Almost 50% of health execs not prepared for CEO's departure, study finds

Forty-three percent of healthcare executives said their organizations did not have a viable succession plan in place if their CEO left, according to a recent survey conducted by management consulting firm Korn Ferry.

Korn Ferry conducted the survey in December 2018 and received responses from CEOs and other C-suite executives from almost 70 hospitals and healthcare systems nationwide.
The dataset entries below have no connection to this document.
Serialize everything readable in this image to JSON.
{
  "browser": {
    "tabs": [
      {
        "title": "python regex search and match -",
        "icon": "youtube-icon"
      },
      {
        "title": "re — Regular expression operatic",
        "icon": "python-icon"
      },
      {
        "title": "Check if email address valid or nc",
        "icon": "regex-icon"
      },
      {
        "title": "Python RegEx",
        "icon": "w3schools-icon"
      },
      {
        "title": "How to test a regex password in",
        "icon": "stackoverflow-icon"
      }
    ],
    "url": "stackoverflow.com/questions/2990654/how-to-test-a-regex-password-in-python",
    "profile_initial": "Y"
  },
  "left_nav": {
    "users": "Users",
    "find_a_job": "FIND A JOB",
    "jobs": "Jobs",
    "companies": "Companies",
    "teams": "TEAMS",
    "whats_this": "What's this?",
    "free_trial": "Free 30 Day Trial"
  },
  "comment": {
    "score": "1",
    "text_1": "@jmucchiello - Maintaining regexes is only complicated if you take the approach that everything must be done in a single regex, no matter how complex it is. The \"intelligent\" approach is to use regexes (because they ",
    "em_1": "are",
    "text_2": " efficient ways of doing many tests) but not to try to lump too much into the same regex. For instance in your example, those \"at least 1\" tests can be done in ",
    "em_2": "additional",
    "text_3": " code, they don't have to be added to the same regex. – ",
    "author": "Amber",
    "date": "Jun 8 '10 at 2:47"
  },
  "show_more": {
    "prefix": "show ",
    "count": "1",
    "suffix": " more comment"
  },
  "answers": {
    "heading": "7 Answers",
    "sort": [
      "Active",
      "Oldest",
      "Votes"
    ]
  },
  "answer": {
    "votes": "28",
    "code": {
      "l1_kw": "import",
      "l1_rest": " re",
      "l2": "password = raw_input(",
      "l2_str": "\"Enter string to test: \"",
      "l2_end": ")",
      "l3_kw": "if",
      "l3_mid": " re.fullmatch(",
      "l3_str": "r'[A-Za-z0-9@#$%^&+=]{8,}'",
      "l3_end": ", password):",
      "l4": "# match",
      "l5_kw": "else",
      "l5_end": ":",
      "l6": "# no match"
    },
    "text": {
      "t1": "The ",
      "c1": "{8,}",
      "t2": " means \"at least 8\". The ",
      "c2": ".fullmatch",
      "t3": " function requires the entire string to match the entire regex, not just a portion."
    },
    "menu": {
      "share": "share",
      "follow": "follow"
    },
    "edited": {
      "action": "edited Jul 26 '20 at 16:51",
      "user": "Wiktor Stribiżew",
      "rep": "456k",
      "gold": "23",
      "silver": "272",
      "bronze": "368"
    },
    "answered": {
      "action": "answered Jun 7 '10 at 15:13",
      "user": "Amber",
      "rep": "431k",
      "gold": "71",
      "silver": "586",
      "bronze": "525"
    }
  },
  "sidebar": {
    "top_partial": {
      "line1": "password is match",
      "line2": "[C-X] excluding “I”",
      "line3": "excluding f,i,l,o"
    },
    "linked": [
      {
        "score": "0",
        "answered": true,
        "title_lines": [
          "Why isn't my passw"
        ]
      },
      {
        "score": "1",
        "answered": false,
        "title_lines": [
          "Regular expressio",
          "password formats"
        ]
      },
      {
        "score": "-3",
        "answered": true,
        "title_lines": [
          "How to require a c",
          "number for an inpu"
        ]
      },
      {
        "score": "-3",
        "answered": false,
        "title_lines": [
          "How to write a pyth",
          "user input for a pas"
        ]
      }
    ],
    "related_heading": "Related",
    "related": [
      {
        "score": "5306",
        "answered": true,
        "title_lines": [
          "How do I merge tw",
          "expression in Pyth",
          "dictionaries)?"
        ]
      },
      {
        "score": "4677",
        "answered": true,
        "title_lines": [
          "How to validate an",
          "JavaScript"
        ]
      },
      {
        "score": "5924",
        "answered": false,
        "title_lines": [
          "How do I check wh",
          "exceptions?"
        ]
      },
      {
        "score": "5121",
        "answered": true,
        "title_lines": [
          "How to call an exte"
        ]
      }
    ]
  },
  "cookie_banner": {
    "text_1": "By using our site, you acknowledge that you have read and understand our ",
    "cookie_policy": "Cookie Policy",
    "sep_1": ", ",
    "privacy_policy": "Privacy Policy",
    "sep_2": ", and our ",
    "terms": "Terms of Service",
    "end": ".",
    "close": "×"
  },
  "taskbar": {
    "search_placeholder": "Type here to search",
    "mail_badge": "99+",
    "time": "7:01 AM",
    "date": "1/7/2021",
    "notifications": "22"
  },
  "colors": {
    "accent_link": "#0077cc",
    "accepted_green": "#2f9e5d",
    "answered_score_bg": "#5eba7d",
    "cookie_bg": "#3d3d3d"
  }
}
"Hospital and healthcare systems are incredibly complex entities and it is critical to their success that effective leadership is in place to guide them now and into the future," said Christine Rivers, a senior client partner in Korn Ferry's board and CEO services practice. "Succession management programs are key to creating smooth transitions as management changes occur."

Four findings from the report:

1. More than half (54 percent) of respondents said their organizations do not have an immediate successor should something happen to their chief executive.

2. Sixty-six percent of those surveyed said they are more concerned about the ages of their C-suite members than they were five years ago.

3. The majority (87 percent) of executives said they prefer candidates in the CEO succession pipeline to be inside the healthcare industry, and nearly two-thirds (64 percent) said they believe successors are more likely to come from within their organization.

4. Ninety-four percent said it was important to have gender and ethnic diversity in the pool for potential CEO successors.